Para Afonso Damázio, da Faemg, o setor agropecuário
brasileiro vive um paradoxo. Segundo ele, o produtor rural reclama
dos seus custos de produção, mas continua produzindo muito, gerando
sucessivos recordes de safra, o que, por sua vez, faz com que os
preços dos produtos baixem ainda mais. Sobre uma política agrícola
de longo prazo para o País, ele se mostrou descrente: "não dá para
formatar uma política de longo prazo no setor sem falar em subsídios
e com o produtor rural continuando refém da legislação ambiental".
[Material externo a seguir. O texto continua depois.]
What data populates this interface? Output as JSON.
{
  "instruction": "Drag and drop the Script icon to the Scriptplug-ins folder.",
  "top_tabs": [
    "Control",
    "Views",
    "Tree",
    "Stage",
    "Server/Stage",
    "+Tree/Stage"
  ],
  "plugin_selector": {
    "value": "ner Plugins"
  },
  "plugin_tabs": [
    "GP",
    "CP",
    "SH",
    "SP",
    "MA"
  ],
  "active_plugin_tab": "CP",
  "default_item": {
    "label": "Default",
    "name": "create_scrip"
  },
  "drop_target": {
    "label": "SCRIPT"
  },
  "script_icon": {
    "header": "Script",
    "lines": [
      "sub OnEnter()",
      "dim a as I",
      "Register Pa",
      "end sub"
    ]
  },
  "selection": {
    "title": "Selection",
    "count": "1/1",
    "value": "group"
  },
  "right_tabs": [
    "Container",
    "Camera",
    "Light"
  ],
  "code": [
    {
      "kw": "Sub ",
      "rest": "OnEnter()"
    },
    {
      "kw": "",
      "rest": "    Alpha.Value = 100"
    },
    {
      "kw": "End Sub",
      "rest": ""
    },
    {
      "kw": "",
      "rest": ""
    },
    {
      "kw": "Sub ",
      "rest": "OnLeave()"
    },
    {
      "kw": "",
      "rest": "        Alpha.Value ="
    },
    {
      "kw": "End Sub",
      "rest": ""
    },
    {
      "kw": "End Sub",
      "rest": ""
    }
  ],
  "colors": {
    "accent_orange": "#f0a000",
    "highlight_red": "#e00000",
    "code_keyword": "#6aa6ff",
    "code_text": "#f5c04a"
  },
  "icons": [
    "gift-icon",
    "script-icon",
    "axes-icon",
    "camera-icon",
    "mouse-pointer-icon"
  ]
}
Na opinião de Damázio, o que é possível esboçar é uma política para
o setor agropecuário de curto prazo, a qual deve priorizar a
ampliação de instrumentos de crédito para os produtores e a redução
dos juros.
No encerramento, Sebastião Helvécio elogiou a
qualidade dos depoimentos e a convergência de pensamento para a
superação da crise. "Foi uma tarde/noite de grandeza para a
Assembleia, um momento de exercitar o parlamento, viver o
encantamento da possibilidade", disse o deputado.
Presenças - Deputados
Sebastião Helvécio (PDT), coordenador; André Quintão (PT), Antônio
Júlio (PMDB), Dalmo Ribeiro Silva (PSDB), Jayro Lessa (DEM), Antônio
Carlos Arantes (PSC), Vanderlei Jangrossi (PP), Chico Uejo (PSB),
Carlos Gomes (PT) e Domingos Sávio (PSDB).